Durham Athletic Park (often referred to with the acronym DAP) is located at the intersection of Washington Street and W. Corporation Street in Durham, North Carolina.
Home to minor league baseball beginning in 1926, for the first seven years of its existence the ballpark was known as El Toro Park. The ballpark was renamed Durham Athletic Park in 1933 after the stadium was acquired by the City of Durham. The original ballpark, which included a wooden grandstand, was destroyed by fire in 1939. A new steel and concrete grandstand was constructed and ready for the 1940 season.
Although there were some years where minor league baseball was not played in Durham, the ballpark primarily was home to the Durham Bulls up through the 1994 season. Local Durham Negro League teams including the Eagles and the Rams also played at Durham Athletic Park.
Durham Athletic Park is perhaps the most famous minor league ballpark in the country, thanks to its use as the primary filming site for the movie Bull Durham, staring Kevin Costner, Tim Robbins, Susan Sarandon, and the late Trey Wilson.

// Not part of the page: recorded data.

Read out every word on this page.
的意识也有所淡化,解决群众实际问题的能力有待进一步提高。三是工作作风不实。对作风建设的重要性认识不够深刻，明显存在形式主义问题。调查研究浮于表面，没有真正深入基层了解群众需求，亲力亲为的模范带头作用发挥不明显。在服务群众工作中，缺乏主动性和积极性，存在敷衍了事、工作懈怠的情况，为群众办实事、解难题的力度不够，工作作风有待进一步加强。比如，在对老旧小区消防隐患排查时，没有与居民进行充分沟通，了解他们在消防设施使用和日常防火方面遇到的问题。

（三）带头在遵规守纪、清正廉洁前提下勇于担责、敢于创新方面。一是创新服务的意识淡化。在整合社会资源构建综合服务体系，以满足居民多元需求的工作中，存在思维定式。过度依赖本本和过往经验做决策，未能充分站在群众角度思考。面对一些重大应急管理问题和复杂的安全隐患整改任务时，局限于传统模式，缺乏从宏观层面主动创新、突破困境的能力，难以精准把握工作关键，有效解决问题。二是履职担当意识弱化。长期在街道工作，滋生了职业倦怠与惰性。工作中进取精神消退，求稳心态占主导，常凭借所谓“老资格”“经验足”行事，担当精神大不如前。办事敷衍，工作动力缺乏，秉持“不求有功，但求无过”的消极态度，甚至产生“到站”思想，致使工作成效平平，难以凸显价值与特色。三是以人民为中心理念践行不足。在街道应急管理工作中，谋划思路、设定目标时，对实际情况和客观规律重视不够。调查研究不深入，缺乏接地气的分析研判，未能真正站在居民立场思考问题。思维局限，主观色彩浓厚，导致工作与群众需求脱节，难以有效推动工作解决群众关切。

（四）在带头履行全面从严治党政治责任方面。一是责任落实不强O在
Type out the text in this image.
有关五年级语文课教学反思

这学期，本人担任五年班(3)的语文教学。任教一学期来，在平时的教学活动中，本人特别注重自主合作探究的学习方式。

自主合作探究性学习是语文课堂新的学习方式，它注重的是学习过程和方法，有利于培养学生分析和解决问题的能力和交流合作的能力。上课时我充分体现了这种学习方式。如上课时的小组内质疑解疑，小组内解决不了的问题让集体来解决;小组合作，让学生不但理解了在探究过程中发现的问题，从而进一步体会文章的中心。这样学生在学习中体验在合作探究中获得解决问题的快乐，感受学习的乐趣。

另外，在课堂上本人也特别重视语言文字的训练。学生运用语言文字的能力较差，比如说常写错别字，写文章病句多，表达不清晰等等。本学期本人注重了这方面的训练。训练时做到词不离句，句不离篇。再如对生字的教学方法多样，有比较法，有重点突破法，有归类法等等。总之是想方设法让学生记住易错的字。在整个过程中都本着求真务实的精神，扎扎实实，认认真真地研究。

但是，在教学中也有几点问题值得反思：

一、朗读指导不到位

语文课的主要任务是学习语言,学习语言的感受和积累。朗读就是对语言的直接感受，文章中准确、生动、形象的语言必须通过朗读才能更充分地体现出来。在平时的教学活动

War Memorial Stadium, located in nearby Greensboro, North Carolina, 50 miles west of DAP, also was used for filming some of the scenes in Bull Durham.
For fans of Bull Durham, a visit to Durham Athletic Park is like walking through a movie set.
The City of Durham recently completed a $4 million renovation of the ballpark. Although some things have changed, like the color of the grandstand wall that runs along the infield, which is now brown, not green, the ballpark is readily recognizable as the ballpark where Crash Davis helped tutor Nuke LaLoosh to become a major league pitcher.
The home team dugout where many memorable scenes were filmed now has a protective fence in front of it.
The radio announcer’s booth, made famous by Garland Bunting, remains. In real life, Bunting was a North Carolina Revenue Agent.
The press box remains as well.
In the movie, the press box was visible directly behind home plate.
The outfield signage has been removed, including the famous bull that blew smoke and moved its tail when hit by a home run ball. In addition, at least two of the buildings beyond the right field fence have been painted blue.
Durham Athletic Park and the movie Bull Durham helped revive the popularity of minor league baseball in the United States. They also helped end the ballpark’s affiliation with a minor league team.
The team soon found that the small stadium could no longer hold the crowds that came to see the Bulls.
Beginning in 1995, the Durham Bulls began play at newly constructed Durham Bulls Athletic Park (“DBAP”). Some of the iconic features of the DAP, such as the “Hit Bull Win Steak” sign are included in the new ballpark.
Thanks to the popularity of the movie Bull Durham and the forward thinking of the city of Durham, North Carolina, Durham Athletic Park is here to stay.